30 December 2003

Reads & Listens, December 2003

Reads:

Leyla: The Black Tulip (Girls of Many Lands Series) by Alev Lytle Croutier
Again, I am impressed by this series. Leyla is well written with interesting characters and a steadily developing plot which should engage most readers.

When the Emperor was Divine by Julie Otsuka
That such a small book should tell such a terrible story so well. Timely. Profound. Stark.

The Sweet Potato Queens' Big Ass Cookbook (and Financial Planner) by Jill Conner Browne
The financial advice probably will not make you rich and the recipes (Death Corn Five is even better the second day) will give you a cholesterol problem, but who cares? This is one hilarious book (even The Husband thought so).

The Enchanted Forest Chronicles by Patricia Wrede
Includes Dealing with Dragons, Searching for Dragons, Calling on Dragons, and Talking to Dragons in one real purty book club omnibus edition. Hilarious, fun, sarcastic, and clever -- a good "make me happy" read.

Jewish Cooking in America by Joan Nathan
My favorite kind of cookbook -- both a recipe book and a culinary history. Fun to read as well as to cook from. An excellent companion to Nathan's The Foods of Israel Today.

East by Edith Pattou
Wow, what a good YA fantasy! Combining elements of the fairy tale Beauty and the Beast, the legend of Cupid and Psyche, and aspects of Norse mythology, this is an utterly captivating story. Beautiful cover art, too.

Poetry 180: A Turning Back to Poetry intro. by Billy Collins
Wonderful little book full of approachable poems for people who avoid or disparage poetry. While this collection is a print version of the LOC's Poetry 180 project the poems currently on the site are different from those in the book. Ideally, you should read both.

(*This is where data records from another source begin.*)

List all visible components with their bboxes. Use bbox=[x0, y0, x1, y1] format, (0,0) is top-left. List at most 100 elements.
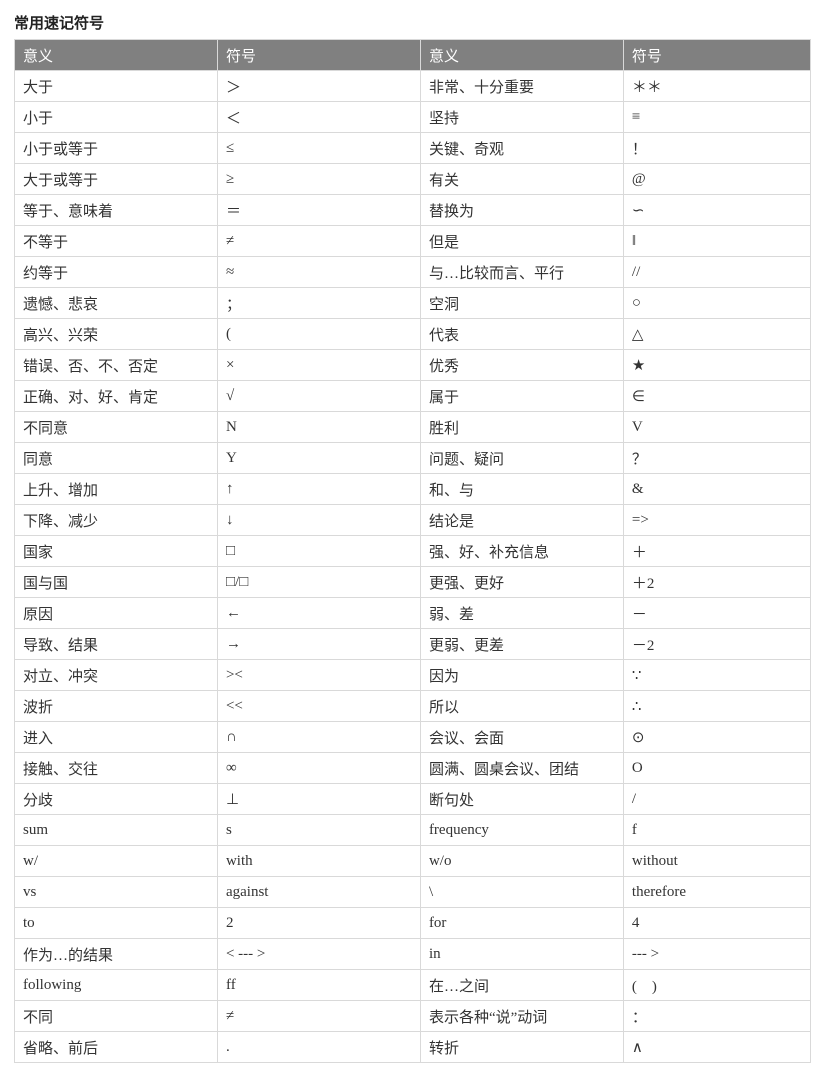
table-row: 约等于≈与…比较而言、平行// bbox=[15, 257, 811, 288]
symbol-cell: ≤ bbox=[217, 133, 420, 164]
symbol-cell: ∴ bbox=[623, 691, 810, 722]
symbol-cell: & bbox=[623, 474, 810, 505]
col-header: 符号 bbox=[217, 40, 420, 71]
table-row: w/withw/owithout bbox=[15, 846, 811, 877]
symbol-cell: □/□ bbox=[217, 567, 420, 598]
meaning-cell: 转折 bbox=[420, 1032, 623, 1063]
meaning-cell: 会议、会面 bbox=[420, 722, 623, 753]
meaning-cell: vs bbox=[15, 877, 218, 908]
symbol-cell: --- > bbox=[623, 939, 810, 970]
meaning-cell: 替换为 bbox=[420, 195, 623, 226]
table-row: 原因←弱、差－ bbox=[15, 598, 811, 629]
meaning-cell: 代表 bbox=[420, 319, 623, 350]
symbol-cell: ↓ bbox=[217, 505, 420, 536]
symbol-cell: ＊＊ bbox=[623, 71, 810, 102]
table-row: 小于或等于≤关键、奇观！ bbox=[15, 133, 811, 164]
symbol-cell: ∽ bbox=[623, 195, 810, 226]
meaning-cell: sum bbox=[15, 815, 218, 846]
symbol-cell: @ bbox=[623, 164, 810, 195]
table-row: 不同≠表示各种“说”动词： bbox=[15, 1001, 811, 1032]
table-row: 等于、意味着＝替换为∽ bbox=[15, 195, 811, 226]
meaning-cell: 关键、奇观 bbox=[420, 133, 623, 164]
symbol-cell: against bbox=[217, 877, 420, 908]
table-row: 导致、结果→更弱、更差－2 bbox=[15, 629, 811, 660]
table-row: 不同意N胜利V bbox=[15, 412, 811, 443]
symbol-cell: without bbox=[623, 846, 810, 877]
table-row: 省略、前后.转折∧ bbox=[15, 1032, 811, 1063]
meaning-cell: 错误、否、不、否定 bbox=[15, 350, 218, 381]
symbol-cell: ＋2 bbox=[623, 567, 810, 598]
table-row: 国家□强、好、补充信息＋ bbox=[15, 536, 811, 567]
symbol-cell: → bbox=[217, 629, 420, 660]
symbol-cell: ＞ bbox=[217, 71, 420, 102]
meaning-cell: 导致、结果 bbox=[15, 629, 218, 660]
meaning-cell: 坚持 bbox=[420, 102, 623, 133]
table-row: 分歧⊥断句处/ bbox=[15, 784, 811, 815]
symbol-cell: ？ bbox=[623, 443, 810, 474]
table-row: 对立、冲突><因为∵ bbox=[15, 660, 811, 691]
symbol-cell: ⊙ bbox=[623, 722, 810, 753]
symbol-cell: ∵ bbox=[623, 660, 810, 691]
meaning-cell: w/o bbox=[420, 846, 623, 877]
meaning-cell: 原因 bbox=[15, 598, 218, 629]
meaning-cell: 表示各种“说”动词 bbox=[420, 1001, 623, 1032]
symbol-cell: ＋ bbox=[623, 536, 810, 567]
symbol-cell: 4 bbox=[623, 908, 810, 939]
table-row: 大于或等于≥有关@ bbox=[15, 164, 811, 195]
meaning-cell: following bbox=[15, 970, 218, 1001]
symbol-cell: / bbox=[623, 784, 810, 815]
symbol-cell: ⊥ bbox=[217, 784, 420, 815]
symbol-cell: ≡ bbox=[623, 102, 810, 133]
symbol-cell: << bbox=[217, 691, 420, 722]
symbol-cell: ； bbox=[217, 288, 420, 319]
meaning-cell: 非常、十分重要 bbox=[420, 71, 623, 102]
symbol-cell: with bbox=[217, 846, 420, 877]
meaning-cell: w/ bbox=[15, 846, 218, 877]
symbol-cell: －2 bbox=[623, 629, 810, 660]
meaning-cell: 下降、减少 bbox=[15, 505, 218, 536]
symbol-cell: ( bbox=[217, 319, 420, 350]
symbol-cell: ← bbox=[217, 598, 420, 629]
table-row: vsagainst\therefore bbox=[15, 877, 811, 908]
table-row: 小于＜坚持≡ bbox=[15, 102, 811, 133]
meaning-cell: 国家 bbox=[15, 536, 218, 567]
symbol-cell: ≠ bbox=[217, 226, 420, 257]
symbol-cell: ○ bbox=[623, 288, 810, 319]
symbol-cell: ≠ bbox=[217, 1001, 420, 1032]
meaning-cell: 问题、疑问 bbox=[420, 443, 623, 474]
symbol-cell: 2 bbox=[217, 908, 420, 939]
meaning-cell: 波折 bbox=[15, 691, 218, 722]
symbol-cell: ∈ bbox=[623, 381, 810, 412]
symbol-cell: N bbox=[217, 412, 420, 443]
meaning-cell: 与…比较而言、平行 bbox=[420, 257, 623, 288]
symbol-cell: ！ bbox=[623, 133, 810, 164]
symbol-cell: ＝ bbox=[217, 195, 420, 226]
meaning-cell: 更弱、更差 bbox=[420, 629, 623, 660]
meaning-cell: 作为…的结果 bbox=[15, 939, 218, 970]
meaning-cell: 有关 bbox=[420, 164, 623, 195]
meaning-cell: 小于 bbox=[15, 102, 218, 133]
meaning-cell: 不等于 bbox=[15, 226, 218, 257]
symbol-cell: >< bbox=[217, 660, 420, 691]
meaning-cell: frequency bbox=[420, 815, 623, 846]
symbol-cell: ： bbox=[623, 1001, 810, 1032]
symbol-cell: ★ bbox=[623, 350, 810, 381]
symbol-cell: ↑ bbox=[217, 474, 420, 505]
meaning-cell: 更强、更好 bbox=[420, 567, 623, 598]
meaning-cell: 正确、对、好、肯定 bbox=[15, 381, 218, 412]
meaning-cell: 遗憾、悲哀 bbox=[15, 288, 218, 319]
symbol-cell: V bbox=[623, 412, 810, 443]
meaning-cell: 小于或等于 bbox=[15, 133, 218, 164]
table-row: 大于＞非常、十分重要＊＊ bbox=[15, 71, 811, 102]
col-header: 意义 bbox=[420, 40, 623, 71]
symbol-cell: √ bbox=[217, 381, 420, 412]
meaning-cell: 大于 bbox=[15, 71, 218, 102]
meaning-cell: 在…之间 bbox=[420, 970, 623, 1001]
symbol-cell: < --- > bbox=[217, 939, 420, 970]
table-row: 正确、对、好、肯定√属于∈ bbox=[15, 381, 811, 412]
meaning-cell: 圆满、圆桌会议、团结 bbox=[420, 753, 623, 784]
symbol-cell: therefore bbox=[623, 877, 810, 908]
symbol-cell: □ bbox=[217, 536, 420, 567]
symbol-cell: s bbox=[217, 815, 420, 846]
symbol-cell: O bbox=[623, 753, 810, 784]
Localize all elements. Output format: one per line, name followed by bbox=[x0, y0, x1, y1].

In the Forests of Serre by Patricia A. McKillip
Beautifully crafted, but very dense and full of twisty passages. Best read slowly and carefully over a period of evenings. If you like creative usage of language or interpretations of old fairy stories, this is a good pick. I mean, it has Baba Yaga -- what's not to like?

06 December 2003

Cheese Smugglers Are We

We smuggled cheese into the European Union for my mother-in-law...

I'd been worrying about the giant wheel of cheese since we bought it in Zürich. Some faint remembrance of a Chef! episode niggled at the back of my brain. Something about black market fromage. And then we were wheeling the suitcase full of cheese through the "nothing to declare" portion of Customs and there where all these posters of meat and cheese (cheese which looked exactly like our cheese) with red slash marks through them. We just kept on wheeling. Don't know nothin' bout no stinkin' cheese, man.


I do not understand the passport stamping system -- I only spent three hours in Düsseldorf (all in the airport), but I have entry and exit stamps for Germany. I was in Zürich for a week, but don't have any stamps to prove I was ever even in Switzerland. I have an exit stamp for England, but no arrival. It seems very dodgy to me.


The Husband, of course, got pulled aside when we re-entered the US at Newark. They took him into a room and I stood as close to that room as I could get, staring at its door, and wondering how exactly one goes about getting one's spouse out of detention. The security guard standing next to me was all very sympathetic and told me I had nothing to worry about. Everything would be just fine. And it was.

Sometimes, a bad dream is just a bad dream.

And now we are home with lots of chocolate and, of course, books. Ohhh, and assortments of yummy, minty Kendall Mint Cake. And, because I went a little crazy spending my birthday money in the duty-free, lots of girlie-girl skincare stuff. And a sex toy, because what's going to Europe for if not to buy a sex toy?


For seeing art, maybe? Well, I did see oodles of art in Zürich. Beside some very nice museums (overdosed on religious icons at the Swiss National Museum) and galleries, the city is also sprinkled with statues and fountains and those weird CowParade. Sadly, the Kunsthaus's O'Keefe exhibition wasn't as grand as I hoped. Really expensive admission, a twisty collection of white rooms with rows of paintings, clunky audio tours, too many people (our own fault as we went on a Saturday afternoon), and not enough places to sit and meditate.

Wouldn't mind going back to Zürich, someday. So much lovely green space, many beautiful buildings, and lots of delicious food.